Edición transcrita/traducida

QUILAPAYÚN EN ANNEMASSE

Érase una vez un país… Chile, 1965. ¿No era acaso el amanecer de una era nueva? Hoy persiste el recuerdo de una extraña esperanza, perpetuada por un grupo folclórico creado entonces: Quilapayún. Poco tiempo después, el presidente Salvador Allende los designó “embajadores culturales del gobierno chileno”. El folclore chileno venía a nuestro encuentro. Chile, 1973. Las puertas se cierran. Lo que ahora se llama prisión, era una prisión oculta tras la muerte. Quilapayún estaba en el extranjero. Su prisión se llamaría entonces el exilio. Érase una vez su país

«Tuvimos que aprender a vivir». La voz del portavoz del grupo es suave. Los aplausos de las 1300 (¿1400?) personas, que literalmente tomaron por asalto Château-Rouge el pasado jueves 11 de febrero, dejaron el espacio de la sala extrañamente silencioso. Es el momento del post-espectáculo, cuando cada uno guarda su instrumento, su poncho, con una sonrisa. Siempre la sonrisa en los Quilapayún.

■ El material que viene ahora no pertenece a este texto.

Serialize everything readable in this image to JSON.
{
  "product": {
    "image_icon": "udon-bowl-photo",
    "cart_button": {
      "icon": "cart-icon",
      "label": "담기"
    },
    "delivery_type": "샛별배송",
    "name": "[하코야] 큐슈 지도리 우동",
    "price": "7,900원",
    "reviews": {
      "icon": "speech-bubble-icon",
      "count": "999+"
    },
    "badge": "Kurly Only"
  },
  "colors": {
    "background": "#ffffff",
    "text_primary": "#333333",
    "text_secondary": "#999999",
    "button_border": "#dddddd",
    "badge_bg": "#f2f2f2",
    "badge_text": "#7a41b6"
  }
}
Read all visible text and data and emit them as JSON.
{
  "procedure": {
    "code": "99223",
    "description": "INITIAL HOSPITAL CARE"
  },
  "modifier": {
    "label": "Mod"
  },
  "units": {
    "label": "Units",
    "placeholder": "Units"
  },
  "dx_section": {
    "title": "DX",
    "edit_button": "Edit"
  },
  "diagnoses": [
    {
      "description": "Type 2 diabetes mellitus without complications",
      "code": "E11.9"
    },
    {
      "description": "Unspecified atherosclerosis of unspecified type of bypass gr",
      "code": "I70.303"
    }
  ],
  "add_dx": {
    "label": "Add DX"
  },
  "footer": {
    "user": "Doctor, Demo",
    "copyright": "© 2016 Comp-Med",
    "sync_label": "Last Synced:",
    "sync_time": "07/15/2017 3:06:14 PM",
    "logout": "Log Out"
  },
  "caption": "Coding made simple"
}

El exilio es una suerte de injerto. El grupo se volvió un árbol injertado que daría otros frutos. Solo el tiempo convirtió ese injerto en despertar. El exilio, doloroso al principio, nos obligó a comprender, a aprender nuevas formas de expresión. Esta toma de distancia nos acercó progresivamente a los demás. En realidad, nos abrió las puertas del mundo.

La voz modula sus inflexiones; canta al evocar los lazos familiares en Colombes (suburbio de París) o la comunidad con raíces; se vuelve triste y grave al hablar de los hermanos chilenos y de todos los hermanos que las dictaduras aplastan. Solidarios, sí, lo siguen siendo.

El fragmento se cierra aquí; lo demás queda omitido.